Salió muy temprano de su casa, así que él y cualquiera podían esconderse perfecto en las sombras azuladas de la madrugada. Al llegar a Lerdo de Tejada todavía parecía ser un día ordinario, pero a medida que pasaban las horas el silencio de convertía en un recuerdo lejano. Gritos y carteles de colores subieron por las escaleras puntuales con el medio día, el sol parecía estar furioso como el pueblo, tanto así que temió quedarse ciego si admiraba un pedazo del cielo.
Los manifestantes aparecieron, le arrebataron el espacio a los que estaban obligados a usarlo para llegar al trabajo y empezaron a decir un coro con una voz de rabia que le dió escalofríos. Cansado, sudado y apachurrado como una sardina se perdía de muchas cosas que ocurrían en medio de la aglomeración, la policía no debía tardar en llegar pero el corazón no lo dejó respirar correctamente cuando llegaron unos encapuchados con palos.

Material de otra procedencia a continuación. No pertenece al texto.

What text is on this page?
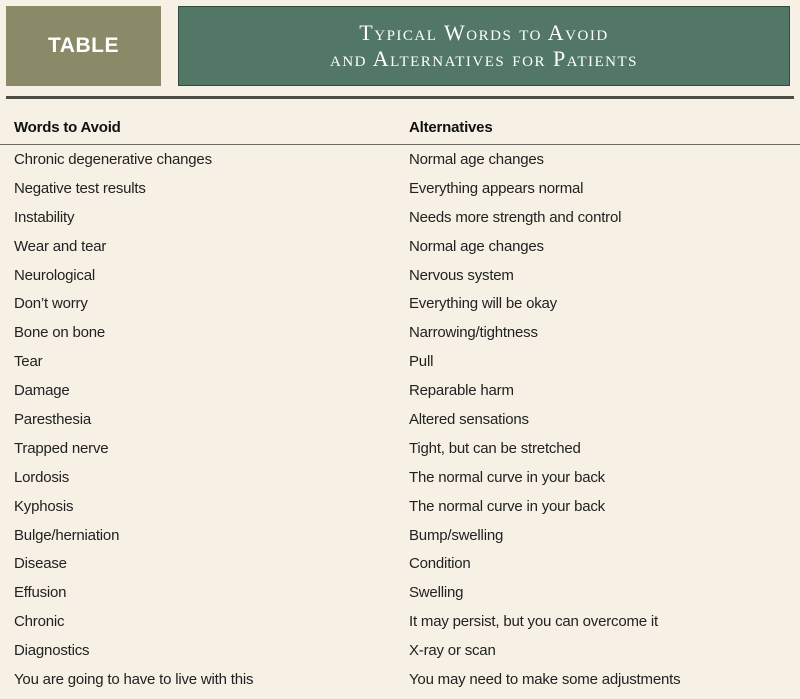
TABLE
Typical Words to Avoid
and Alternatives for Patients
Words to Avoid	Alternatives
Chronic degenerative changes	Normal age changes
Negative test results	Everything appears normal
Instability	Needs more strength and control
Wear and tear	Normal age changes
Neurological	Nervous system
Don’t worry	Everything will be okay
Bone on bone	Narrowing/tightness
Tear	Pull
Damage	Reparable harm
Paresthesia	Altered sensations
Trapped nerve	Tight, but can be stretched
Lordosis	The normal curve in your back
Kyphosis	The normal curve in your back
Bulge/herniation	Bump/swelling
Disease	Condition
Effusion	Swelling
Chronic	It may persist, but you can overcome it
Diagnostics	X-ray or scan
You are going to have to live with this	You may need to make some adjustments
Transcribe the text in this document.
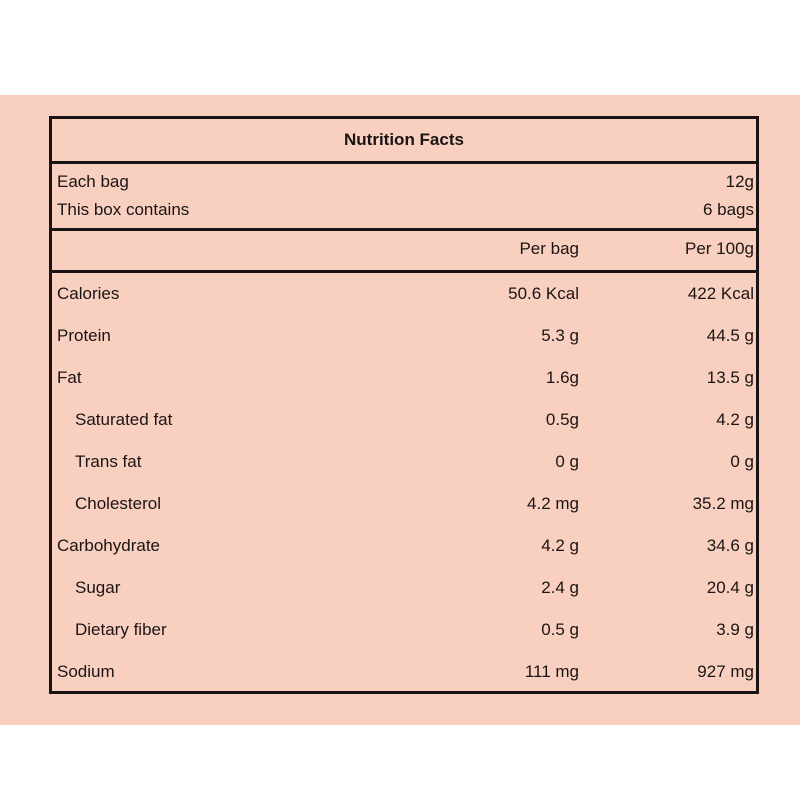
Nutrition Facts
Each bag	12g
This box contains	6 bags
Per bag	Per 100g
Calories	50.6 Kcal	422 Kcal
Protein	5.3 g	44.5 g
Fat	1.6g	13.5 g
Saturated fat	0.5g	4.2 g
Trans fat	0 g	0 g
Cholesterol	4.2 mg	35.2 mg
Carbohydrate	4.2 g	34.6 g
Sugar	2.4 g	20.4 g
Dietary fiber	0.5 g	3.9 g
Sodium	111 mg	927 mg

La gente salió corriendo nomás los vió, él tenía en mente hacerse de la vista gorda en su esquina y crear ese mero pensamiento fue suficiente para que lo agarraran con la guardia baja. Apenas alcanzó a cerrar los ojos cuando le echaron gas pica pica a la cara, así que no le quedó de otra que gritar en nombre del ardor que sentía. De repente, estaba en otra dimensión, empezó a ser empujado y por más que intentaba recuperar la vista o aferrarse a algo, no podía. Nunca se había sentido tan indefenso, lejos de su control. Podría perder el equilibrio y caer por el barandal en cualquier momento... Era tal el terror que sentía que prefirió tumbarse al piso, donde creyó que estaría a salvo.
La multitud lo reclamó y empezó a apalearlo por todos lados, perdió el aire muy rápido y por más que trataba de recuperarse le era imposible siendo que continuaban lastimándolo. Oyó de todo desde su lugar, pero no pudo distinguir su propia voz clamando ayuda.
Se llevó la mano al bolsillo para buscar su celular, el bien más valioso que llevaba con él, pero entonces le machucaron los dedos y ya no supo nada del aparato.
Se arrastró como pudo, igual que una vil cucaracha, en medio de todo el escándalo, algunas voces avisaban que ya veían a la patrulla, quiso aferrarse a eso y dejar de llorar pero entonces alguno de ellos se le subió a la panza y le empezó a dar puñetazos a puño limpio. Ahí todo sonó más fuerte, a pesar de que sus párpados estaban bien apretados el brillo le calaba bien feo en la mirada, y estaba caliente por los golpes y el calor de hoy.
Tuvo las suelas del tipo encima por segundos y junto a unas motas de colores que le estorbaban cuando esclareció la vista dos hombres uniformados cargaron a ese por las axilas. El infierno había terminado, se sentía atontado con la santa paliza que le dieron y el dolor lo tenía temblando como chihuahua. Quiso incorporarse pero las piernas no le respondían, toda su carne palpitaba como si se le fuera a salir el corazón de todas partes a la vez, pero entonces unas fuerzas que no le pertenecían lo ayudaron, y lo llevaron a saltarse una de las máquinas de boletos e ir a esperar el metro sin ninguna razón, ni ninguna alternativa.
A altas horas de la noche, su celular seguía vibrando en el piso, perdido entre los pies de la gente; su madre llegó y lo encontró de rato, pero de él ya no supo nada.